L'honneur du journalisme

Publié le par DA Créteil, etc...

Edwy Plenel, dans Médiapart, a publié un écrit engagé et invitant à la réflexion que je vous recommande hautement. Intitulé "Obama contre la torture : l'honneur d'un journaliste", il décrit et analyse brillamment le rôle qu'a pu avoir un journaliste Sy Hersh, dans le dévoilement des idéologies et des principes à l'oeuvre dans la création du camp de Guantanamo, ainsi que dans la réalité des tortures qui y étaient (et sont encore) commises.
Outre ce récit d'une vérité qui éclate au grand jour, on y retrouve une description méthodique du journalisme réellement admirable : 


"[...] Hersh n'est pas en campagne, encore moins en croisade.
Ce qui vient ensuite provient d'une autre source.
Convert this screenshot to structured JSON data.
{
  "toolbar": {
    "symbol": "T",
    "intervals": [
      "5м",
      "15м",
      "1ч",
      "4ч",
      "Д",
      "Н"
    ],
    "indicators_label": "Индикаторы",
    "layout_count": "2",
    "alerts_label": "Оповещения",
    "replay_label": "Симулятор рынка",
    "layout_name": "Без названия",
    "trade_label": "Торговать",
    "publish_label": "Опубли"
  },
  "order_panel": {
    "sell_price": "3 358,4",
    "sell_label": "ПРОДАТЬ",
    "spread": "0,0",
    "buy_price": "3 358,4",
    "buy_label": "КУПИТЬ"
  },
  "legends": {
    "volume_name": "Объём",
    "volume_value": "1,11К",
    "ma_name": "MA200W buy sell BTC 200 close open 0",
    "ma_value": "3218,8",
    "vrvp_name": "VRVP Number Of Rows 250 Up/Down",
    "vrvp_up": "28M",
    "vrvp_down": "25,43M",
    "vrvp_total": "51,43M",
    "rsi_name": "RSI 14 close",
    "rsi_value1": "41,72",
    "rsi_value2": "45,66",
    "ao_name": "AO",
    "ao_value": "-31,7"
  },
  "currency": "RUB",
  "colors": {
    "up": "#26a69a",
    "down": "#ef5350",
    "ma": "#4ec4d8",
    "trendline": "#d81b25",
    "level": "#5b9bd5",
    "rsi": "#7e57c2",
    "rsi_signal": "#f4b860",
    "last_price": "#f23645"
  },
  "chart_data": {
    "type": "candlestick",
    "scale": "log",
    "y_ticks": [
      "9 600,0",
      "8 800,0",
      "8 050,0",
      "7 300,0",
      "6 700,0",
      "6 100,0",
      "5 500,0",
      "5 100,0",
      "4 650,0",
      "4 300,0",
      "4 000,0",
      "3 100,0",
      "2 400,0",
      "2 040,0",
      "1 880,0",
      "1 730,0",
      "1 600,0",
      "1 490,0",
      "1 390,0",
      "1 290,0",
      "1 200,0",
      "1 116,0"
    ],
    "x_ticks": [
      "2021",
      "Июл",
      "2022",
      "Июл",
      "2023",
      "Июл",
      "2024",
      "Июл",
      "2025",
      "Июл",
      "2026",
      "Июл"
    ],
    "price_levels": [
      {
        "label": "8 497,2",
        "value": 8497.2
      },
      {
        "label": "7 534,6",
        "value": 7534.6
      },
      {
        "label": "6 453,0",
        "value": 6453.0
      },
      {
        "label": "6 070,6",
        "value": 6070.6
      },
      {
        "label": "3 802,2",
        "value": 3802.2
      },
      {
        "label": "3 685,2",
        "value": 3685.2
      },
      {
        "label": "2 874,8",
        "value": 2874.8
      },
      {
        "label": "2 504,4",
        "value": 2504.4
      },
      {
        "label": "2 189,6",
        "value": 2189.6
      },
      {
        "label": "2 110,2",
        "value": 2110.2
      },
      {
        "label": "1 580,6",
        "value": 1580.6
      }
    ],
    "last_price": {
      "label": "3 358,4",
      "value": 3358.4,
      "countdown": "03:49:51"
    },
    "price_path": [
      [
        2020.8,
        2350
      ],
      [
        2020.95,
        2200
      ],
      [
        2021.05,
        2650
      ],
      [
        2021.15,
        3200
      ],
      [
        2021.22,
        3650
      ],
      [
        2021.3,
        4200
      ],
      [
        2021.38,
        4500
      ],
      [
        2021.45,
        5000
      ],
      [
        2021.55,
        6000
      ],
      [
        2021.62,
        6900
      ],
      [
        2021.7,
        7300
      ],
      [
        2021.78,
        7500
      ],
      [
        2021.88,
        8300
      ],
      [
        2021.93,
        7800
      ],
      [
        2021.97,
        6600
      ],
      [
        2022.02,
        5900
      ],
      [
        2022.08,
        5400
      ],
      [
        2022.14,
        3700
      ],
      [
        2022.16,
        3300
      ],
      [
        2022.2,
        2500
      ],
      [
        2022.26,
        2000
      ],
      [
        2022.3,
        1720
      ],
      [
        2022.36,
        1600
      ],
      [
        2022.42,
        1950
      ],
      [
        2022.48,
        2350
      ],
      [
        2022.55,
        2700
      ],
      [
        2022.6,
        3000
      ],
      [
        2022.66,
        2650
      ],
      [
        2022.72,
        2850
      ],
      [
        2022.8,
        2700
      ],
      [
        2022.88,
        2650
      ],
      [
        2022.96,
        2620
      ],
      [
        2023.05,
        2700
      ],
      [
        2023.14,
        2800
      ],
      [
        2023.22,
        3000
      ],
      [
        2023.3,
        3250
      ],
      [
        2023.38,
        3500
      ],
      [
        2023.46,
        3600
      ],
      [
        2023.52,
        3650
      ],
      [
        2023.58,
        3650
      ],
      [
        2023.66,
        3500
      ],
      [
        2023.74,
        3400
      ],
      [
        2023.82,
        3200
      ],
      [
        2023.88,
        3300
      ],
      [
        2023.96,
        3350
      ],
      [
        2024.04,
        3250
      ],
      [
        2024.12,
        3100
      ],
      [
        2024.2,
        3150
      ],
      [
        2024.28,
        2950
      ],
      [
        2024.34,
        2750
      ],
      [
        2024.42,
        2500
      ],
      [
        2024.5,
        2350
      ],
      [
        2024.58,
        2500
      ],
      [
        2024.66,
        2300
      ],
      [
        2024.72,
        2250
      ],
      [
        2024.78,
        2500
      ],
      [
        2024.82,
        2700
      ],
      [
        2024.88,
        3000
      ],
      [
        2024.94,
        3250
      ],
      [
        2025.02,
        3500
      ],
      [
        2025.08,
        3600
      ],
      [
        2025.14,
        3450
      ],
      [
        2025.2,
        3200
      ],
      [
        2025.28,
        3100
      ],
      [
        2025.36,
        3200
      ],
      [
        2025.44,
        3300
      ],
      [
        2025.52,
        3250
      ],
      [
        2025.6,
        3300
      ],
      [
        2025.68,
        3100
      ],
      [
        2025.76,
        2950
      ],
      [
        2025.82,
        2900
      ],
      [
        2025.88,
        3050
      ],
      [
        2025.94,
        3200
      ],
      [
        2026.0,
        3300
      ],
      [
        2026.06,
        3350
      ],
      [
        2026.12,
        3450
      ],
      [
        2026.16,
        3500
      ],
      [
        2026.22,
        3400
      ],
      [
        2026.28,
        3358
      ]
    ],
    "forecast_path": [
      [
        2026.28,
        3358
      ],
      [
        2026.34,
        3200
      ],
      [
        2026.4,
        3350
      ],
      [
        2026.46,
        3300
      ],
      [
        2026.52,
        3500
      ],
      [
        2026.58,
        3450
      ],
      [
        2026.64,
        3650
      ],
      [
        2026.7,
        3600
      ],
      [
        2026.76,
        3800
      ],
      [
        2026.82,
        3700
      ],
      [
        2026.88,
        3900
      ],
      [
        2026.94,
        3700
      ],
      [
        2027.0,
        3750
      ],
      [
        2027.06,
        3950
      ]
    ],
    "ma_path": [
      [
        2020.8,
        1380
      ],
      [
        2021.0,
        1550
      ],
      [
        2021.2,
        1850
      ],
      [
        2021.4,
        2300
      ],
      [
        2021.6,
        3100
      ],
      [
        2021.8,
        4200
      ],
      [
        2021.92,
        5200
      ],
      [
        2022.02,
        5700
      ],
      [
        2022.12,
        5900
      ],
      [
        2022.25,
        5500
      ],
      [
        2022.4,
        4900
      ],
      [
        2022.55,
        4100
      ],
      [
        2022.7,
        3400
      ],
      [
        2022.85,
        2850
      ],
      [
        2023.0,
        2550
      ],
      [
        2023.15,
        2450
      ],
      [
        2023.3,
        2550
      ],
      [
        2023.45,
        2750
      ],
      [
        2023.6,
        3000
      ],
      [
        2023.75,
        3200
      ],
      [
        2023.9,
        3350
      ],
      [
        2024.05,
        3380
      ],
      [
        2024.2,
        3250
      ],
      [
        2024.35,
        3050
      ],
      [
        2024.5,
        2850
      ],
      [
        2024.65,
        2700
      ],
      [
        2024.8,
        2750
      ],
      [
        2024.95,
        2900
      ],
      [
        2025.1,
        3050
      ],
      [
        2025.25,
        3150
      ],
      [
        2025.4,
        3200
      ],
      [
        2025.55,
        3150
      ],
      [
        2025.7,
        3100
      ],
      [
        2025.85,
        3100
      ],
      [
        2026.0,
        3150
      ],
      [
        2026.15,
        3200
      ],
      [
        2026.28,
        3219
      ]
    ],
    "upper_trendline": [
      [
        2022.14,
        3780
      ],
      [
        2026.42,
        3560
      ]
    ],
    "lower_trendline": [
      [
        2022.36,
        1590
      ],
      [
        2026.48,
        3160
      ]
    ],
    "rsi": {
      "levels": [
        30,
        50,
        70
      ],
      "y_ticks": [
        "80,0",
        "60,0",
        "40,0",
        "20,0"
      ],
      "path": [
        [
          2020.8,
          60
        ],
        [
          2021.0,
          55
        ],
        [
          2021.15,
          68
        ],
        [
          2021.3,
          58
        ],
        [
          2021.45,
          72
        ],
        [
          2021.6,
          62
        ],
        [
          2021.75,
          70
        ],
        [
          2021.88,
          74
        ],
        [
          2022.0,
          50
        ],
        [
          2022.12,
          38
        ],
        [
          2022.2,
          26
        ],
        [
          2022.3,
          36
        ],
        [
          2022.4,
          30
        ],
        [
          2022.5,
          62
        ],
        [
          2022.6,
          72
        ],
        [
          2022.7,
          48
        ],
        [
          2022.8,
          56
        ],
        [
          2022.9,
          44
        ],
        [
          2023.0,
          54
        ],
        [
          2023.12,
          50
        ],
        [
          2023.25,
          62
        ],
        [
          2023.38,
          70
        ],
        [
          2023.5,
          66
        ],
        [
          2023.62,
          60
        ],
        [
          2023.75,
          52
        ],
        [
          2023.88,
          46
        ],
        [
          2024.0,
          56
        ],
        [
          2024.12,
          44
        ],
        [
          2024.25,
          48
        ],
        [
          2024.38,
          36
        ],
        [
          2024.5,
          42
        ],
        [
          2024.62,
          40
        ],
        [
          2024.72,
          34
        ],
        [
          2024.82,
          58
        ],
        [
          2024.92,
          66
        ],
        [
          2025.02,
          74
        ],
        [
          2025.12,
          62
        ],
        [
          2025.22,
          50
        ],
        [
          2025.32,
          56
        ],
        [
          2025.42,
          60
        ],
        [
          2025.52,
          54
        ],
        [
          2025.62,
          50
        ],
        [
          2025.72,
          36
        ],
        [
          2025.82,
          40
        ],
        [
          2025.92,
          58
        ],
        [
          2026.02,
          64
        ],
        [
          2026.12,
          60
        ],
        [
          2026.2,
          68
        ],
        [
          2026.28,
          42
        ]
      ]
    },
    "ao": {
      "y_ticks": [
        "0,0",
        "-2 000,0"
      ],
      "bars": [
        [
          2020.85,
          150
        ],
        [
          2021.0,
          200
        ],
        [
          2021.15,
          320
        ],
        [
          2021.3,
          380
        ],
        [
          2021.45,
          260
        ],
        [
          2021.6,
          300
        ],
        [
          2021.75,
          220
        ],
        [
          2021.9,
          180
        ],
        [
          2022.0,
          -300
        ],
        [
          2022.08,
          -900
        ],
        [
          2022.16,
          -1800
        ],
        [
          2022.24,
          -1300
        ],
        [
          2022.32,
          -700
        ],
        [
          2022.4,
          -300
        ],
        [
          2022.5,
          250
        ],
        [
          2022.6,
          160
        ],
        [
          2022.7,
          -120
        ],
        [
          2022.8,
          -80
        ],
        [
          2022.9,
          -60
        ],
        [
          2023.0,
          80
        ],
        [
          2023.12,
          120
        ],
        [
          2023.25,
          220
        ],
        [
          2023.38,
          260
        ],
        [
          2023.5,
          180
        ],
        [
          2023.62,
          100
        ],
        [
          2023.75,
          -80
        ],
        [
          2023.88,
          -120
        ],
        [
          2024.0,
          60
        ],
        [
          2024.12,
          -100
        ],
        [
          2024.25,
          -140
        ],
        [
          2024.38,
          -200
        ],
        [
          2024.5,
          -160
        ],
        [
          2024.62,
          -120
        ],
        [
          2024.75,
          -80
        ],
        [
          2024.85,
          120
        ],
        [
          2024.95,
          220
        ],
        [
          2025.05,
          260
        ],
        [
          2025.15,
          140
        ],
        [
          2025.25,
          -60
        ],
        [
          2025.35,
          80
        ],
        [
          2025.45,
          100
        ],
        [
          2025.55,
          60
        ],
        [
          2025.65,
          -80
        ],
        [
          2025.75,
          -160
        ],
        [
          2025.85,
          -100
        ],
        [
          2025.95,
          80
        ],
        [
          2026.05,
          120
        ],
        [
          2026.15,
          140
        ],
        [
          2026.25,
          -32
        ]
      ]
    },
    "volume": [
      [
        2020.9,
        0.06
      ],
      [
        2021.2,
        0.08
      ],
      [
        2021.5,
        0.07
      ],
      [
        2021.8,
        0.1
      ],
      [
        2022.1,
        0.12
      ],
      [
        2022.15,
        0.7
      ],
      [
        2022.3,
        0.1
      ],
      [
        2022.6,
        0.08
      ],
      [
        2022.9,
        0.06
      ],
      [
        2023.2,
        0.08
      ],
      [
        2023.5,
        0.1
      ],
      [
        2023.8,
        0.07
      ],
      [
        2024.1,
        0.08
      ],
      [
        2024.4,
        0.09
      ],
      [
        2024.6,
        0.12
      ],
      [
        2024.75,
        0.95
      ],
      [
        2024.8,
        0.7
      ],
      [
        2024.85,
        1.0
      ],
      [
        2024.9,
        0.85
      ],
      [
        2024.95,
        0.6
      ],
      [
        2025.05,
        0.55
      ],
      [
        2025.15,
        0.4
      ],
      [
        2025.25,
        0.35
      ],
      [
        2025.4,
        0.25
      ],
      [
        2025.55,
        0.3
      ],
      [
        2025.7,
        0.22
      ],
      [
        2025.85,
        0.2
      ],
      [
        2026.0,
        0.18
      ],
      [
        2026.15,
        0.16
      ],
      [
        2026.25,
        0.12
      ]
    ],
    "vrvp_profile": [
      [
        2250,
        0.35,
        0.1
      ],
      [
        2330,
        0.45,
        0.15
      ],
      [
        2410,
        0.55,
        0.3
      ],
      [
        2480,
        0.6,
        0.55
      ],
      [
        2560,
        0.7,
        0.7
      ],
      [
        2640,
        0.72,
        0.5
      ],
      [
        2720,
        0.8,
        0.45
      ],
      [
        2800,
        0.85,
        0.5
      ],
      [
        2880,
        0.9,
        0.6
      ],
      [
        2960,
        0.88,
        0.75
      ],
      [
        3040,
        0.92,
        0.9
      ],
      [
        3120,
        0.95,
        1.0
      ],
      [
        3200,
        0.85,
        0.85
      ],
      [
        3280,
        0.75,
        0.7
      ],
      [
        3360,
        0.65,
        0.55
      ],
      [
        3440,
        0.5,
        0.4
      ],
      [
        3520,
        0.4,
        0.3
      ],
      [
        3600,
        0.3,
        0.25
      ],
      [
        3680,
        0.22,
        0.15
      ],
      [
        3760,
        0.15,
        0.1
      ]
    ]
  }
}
Mais, pour reprendre la célèbre formule d'Albert Londres (1884-1932), il porte la plume dans la plaie. Il va jusqu'au bout de ce que ce métier exige, du moins si l'on estime que la démocratie en est l'enjeu infini. Si son parcours professionnel force l'admiration, c'est parce que, là où d'autres, la plupart sinon tous, auraient dételé et renoncé, lui n'a jamais lâché le travail d'enquête, l'ordinaire de l'investigation, la passion de la curiosité. [..] Mais Hersh l'indocile reprit vite sa liberté : son style de journalisme dérange trop la corporation, partagée entre l'admiration, la jalousie et la défiance.

 

Hersh bouscule le journalisme assis, rangé et repu. Jamais satisfait des discours officiels ou apparents, il cherche toujours plus loin, ailleurs et à côté, au-delà et en deçà. Son journalisme est de l'espèce verticale, par opposition à l'horizontalité du journalisme de fréquentation où le même côtoie toujours le même, produisant du semblable et du pareil et confortant ainsi, en toute bonne conscience, cette perception d'une information uniforme et homogène d'où l'étonnement véritable est banni. « Sy » Hersh fait le pari acharné de l'événement, c'est-à-dire de l'étonnement sans lequel il n'est pas de pensée en mouvement, de la surprise sans laquelle il n'est plus de question dérangeante, du conflit autour du réel qui est au cœur même du débat démocratique. [...]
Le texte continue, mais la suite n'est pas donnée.